С этими словами Фейт Донован потянулась к одному из выдвижных ящиков верстака и вынула маленькую картонную коробку. Там была связка маленьких, аккуратных бумажных пакетиков. В каждом из них лежал камень.

– Иисусе Христе, – пробормотал Уокер. – Неудивительно, что Арчер попросил меня не спускать с тебя глаз, пока ты не отдашь владельцам это ожерелье. Ты даже пренебрегаешь сейфом.

– Но я должна работать с этими камнями, – заметила Фейт с ехидством в голосе. Ее ироничная улыбка открыла два ряда крепких белых зубов. – Это ведь то, чем я занимаюсь. Если вы все забыли, я напомню, что моя профессия – дизайнер. И кстати, должна тебе сказать, что я уже большая девочка и вполне способна самостоятельно управлять собственным бизнесом.

– Большинство людей не пренебрегают вооруженной охраной.

– У меня есть мужчина с тростью.

Несмотря на то что Фейт пообещала себе держать Уокера на расстоянии и воспринимать его как человека, который исполняет свои профессиональные обязанности, она все же не могла не улыбнуться ему. Приятно, что есть человек, с которым можно посмеяться. Тони не любил ее резкого юмора.

– Кайл обычно говорил, что разговор со мной – такой же бессвязный, как полет бабочки. Никогда не знаешь, где она приземлится, – сказала Фейт.

– Она приземлится там, где самый приятный нектар, – с улыбкой произнес Уокер.

Взгляд его блестящих темно-синих глаз задержался на ее губах. Улыбка вдруг исчезла, и он сделал несколько шагов, отходя от верстака. Хромота раздражала его сильнее, чем боль. Она напоминала ему о собственной глупости. Почти такой же, какую он совершает теперь, обмениваясь улыбками с сестренкой Арчера. Но Уокер думал о другом, его интересовали губы Фейт: они на вкус хотя бы вполовину такие же горячие, как на вид?

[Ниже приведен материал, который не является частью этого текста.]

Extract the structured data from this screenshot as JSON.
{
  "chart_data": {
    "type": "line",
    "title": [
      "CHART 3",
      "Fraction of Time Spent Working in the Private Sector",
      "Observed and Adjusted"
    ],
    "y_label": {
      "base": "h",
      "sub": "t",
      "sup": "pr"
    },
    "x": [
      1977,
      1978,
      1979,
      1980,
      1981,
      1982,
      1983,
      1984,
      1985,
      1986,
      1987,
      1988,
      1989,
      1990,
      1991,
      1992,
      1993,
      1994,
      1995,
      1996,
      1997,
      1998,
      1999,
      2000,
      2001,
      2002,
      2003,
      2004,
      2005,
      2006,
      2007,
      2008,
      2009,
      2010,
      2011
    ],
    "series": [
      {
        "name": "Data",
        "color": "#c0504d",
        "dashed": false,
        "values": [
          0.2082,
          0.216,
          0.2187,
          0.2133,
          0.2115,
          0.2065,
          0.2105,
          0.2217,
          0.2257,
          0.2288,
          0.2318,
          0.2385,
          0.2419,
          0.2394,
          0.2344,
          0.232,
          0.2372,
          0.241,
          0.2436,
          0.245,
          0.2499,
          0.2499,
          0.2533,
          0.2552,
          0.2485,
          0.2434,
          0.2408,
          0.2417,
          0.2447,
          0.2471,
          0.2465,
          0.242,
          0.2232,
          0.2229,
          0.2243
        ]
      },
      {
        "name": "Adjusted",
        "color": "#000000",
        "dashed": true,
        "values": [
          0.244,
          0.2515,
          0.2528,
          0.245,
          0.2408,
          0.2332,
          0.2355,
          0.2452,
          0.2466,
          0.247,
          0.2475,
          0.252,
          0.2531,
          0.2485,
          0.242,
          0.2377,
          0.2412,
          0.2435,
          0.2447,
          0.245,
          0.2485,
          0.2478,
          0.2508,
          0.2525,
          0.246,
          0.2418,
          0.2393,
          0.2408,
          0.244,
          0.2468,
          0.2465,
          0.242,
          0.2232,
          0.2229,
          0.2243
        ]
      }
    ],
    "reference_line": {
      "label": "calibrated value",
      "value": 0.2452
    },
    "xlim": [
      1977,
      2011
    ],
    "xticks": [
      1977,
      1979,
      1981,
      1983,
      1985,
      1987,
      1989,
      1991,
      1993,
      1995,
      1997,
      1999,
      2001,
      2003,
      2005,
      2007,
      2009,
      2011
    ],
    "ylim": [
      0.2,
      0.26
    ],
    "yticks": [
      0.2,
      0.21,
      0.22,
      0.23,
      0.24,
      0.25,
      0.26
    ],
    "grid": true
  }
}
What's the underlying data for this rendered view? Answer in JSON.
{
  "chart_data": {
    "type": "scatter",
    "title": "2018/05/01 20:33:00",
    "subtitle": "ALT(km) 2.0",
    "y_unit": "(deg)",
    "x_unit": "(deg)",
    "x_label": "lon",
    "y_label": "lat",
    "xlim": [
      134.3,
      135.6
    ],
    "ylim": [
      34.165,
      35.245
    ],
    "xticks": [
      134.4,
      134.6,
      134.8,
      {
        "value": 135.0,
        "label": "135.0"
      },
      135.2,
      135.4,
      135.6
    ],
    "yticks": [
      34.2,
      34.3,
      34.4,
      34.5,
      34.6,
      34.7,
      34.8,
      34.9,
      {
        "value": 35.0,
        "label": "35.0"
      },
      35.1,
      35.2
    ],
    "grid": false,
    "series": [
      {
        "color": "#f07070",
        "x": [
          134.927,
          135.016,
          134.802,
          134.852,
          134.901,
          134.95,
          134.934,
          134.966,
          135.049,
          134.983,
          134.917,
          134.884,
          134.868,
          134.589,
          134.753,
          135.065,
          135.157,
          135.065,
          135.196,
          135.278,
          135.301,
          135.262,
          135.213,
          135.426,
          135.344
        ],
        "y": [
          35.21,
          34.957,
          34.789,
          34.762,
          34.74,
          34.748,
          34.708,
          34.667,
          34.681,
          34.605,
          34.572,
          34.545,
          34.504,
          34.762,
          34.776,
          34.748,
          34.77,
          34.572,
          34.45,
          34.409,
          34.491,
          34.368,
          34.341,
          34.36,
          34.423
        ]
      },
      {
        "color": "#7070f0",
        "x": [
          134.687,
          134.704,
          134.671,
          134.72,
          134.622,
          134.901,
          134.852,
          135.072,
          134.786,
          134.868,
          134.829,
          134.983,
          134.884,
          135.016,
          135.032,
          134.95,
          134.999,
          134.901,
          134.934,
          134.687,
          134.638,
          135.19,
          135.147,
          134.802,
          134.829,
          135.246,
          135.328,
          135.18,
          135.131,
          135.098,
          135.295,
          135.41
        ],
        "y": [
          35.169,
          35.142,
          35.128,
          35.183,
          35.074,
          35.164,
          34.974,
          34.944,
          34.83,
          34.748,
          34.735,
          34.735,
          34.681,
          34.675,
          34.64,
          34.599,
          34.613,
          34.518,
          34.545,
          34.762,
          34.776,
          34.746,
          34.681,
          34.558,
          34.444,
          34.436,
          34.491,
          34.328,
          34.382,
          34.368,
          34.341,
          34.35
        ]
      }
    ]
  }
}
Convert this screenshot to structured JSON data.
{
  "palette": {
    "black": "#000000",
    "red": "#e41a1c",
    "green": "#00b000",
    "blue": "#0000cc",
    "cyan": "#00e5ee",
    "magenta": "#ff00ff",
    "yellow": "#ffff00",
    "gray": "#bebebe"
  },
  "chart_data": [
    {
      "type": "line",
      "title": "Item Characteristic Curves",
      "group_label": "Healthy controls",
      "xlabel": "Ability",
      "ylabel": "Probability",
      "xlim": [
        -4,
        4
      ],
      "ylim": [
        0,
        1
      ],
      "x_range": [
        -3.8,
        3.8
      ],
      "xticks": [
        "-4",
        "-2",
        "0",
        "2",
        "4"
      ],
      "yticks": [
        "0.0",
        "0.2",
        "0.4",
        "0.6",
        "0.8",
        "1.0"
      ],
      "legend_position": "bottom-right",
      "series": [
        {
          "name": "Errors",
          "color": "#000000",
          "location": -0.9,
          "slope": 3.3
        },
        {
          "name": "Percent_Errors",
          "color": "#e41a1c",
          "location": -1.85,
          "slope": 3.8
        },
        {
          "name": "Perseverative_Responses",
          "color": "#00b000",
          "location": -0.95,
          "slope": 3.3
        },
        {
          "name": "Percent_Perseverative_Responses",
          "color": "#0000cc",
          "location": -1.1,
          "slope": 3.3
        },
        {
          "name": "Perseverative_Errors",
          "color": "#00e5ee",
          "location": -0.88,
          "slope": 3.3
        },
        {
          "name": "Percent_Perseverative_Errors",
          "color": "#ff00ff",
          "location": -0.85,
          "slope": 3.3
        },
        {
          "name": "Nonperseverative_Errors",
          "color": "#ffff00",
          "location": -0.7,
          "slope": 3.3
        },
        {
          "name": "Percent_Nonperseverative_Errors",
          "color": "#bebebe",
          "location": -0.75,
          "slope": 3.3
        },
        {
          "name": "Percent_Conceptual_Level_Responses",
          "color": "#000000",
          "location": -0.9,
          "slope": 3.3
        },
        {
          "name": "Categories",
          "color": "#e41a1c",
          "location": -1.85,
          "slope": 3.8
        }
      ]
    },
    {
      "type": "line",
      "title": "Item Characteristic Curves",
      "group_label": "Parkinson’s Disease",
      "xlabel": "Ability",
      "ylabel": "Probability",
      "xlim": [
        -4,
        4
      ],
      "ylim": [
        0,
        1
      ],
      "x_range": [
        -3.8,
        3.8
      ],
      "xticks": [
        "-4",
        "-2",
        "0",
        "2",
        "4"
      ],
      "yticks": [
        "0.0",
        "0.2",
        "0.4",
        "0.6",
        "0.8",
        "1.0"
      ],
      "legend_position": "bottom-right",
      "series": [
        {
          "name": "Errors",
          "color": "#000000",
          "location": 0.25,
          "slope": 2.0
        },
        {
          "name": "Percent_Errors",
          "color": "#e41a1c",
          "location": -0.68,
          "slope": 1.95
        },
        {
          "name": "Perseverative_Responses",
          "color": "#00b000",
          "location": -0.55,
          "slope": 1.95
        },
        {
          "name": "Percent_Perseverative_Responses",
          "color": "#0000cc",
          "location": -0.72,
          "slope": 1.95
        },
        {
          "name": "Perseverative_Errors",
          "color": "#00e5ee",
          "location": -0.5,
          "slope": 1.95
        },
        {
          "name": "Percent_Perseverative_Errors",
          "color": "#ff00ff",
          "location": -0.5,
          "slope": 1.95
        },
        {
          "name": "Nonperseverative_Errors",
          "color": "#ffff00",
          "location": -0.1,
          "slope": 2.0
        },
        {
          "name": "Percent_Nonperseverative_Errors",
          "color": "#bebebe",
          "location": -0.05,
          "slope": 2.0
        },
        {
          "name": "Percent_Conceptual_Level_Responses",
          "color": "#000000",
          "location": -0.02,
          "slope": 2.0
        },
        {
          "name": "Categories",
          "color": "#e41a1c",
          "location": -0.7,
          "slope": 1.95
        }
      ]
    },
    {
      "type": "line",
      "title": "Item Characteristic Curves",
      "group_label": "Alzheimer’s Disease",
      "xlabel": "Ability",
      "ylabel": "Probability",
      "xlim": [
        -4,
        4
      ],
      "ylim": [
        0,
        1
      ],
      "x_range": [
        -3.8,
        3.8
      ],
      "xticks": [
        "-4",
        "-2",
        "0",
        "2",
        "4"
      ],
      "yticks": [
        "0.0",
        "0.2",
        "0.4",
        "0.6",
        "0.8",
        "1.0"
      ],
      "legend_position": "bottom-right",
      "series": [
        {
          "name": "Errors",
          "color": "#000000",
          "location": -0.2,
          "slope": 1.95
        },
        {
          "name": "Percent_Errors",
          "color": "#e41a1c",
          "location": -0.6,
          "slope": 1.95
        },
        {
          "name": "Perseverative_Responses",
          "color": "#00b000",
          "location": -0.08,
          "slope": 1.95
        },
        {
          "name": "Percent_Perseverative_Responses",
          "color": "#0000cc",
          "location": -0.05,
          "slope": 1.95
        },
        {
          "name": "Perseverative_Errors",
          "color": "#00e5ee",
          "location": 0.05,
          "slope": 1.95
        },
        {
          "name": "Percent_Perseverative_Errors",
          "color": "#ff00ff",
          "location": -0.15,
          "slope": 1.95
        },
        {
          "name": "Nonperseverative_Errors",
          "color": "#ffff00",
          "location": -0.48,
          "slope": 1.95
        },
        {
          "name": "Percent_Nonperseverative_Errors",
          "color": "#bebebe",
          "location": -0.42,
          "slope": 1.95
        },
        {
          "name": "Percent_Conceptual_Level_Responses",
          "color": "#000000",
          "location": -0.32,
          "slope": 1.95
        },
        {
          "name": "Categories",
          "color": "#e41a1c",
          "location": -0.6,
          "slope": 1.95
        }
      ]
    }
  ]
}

Губы Фейт дрогнули в улыбке. Несмотря на то что ее новый телохранитель не такой крупный, как ее братья, и гораздо меньше Тони, было в нем что-то надежное. Ей даже нравилась его хромота: если понадобится, она запросто его обгонит.

– У тебя в ящиках есть лупа?

– Ко-о-не-е-чно, – сказала она, подражая его южному выговору.

Он пропустил это мимо ушей, потому что боль усиливалась.

– Извини, – быстро сказала она. Фейт наклонила голову и стала рыться среди вещей, но Уокер заметил, что она прикусила нижнюю губу.

– Зачем ты дразнишь меня?

– Очень хочется оскорбить мужское эго.

Фейт знала, что Донованов-мужчин не так легко оскорбить. Как и любого мужчину, достойного этого названия – мужчина. Она напряглась.

– Ну, – растягивая слова, бесстрастно заговорил Уокер, – я мужчина, и, естественно, у меня есть эго. Если ты дразнишь меня из-за акцента, то я бы посоветовал тебе поработать над своим. Как все-таки тебе повезло, что я эксперт.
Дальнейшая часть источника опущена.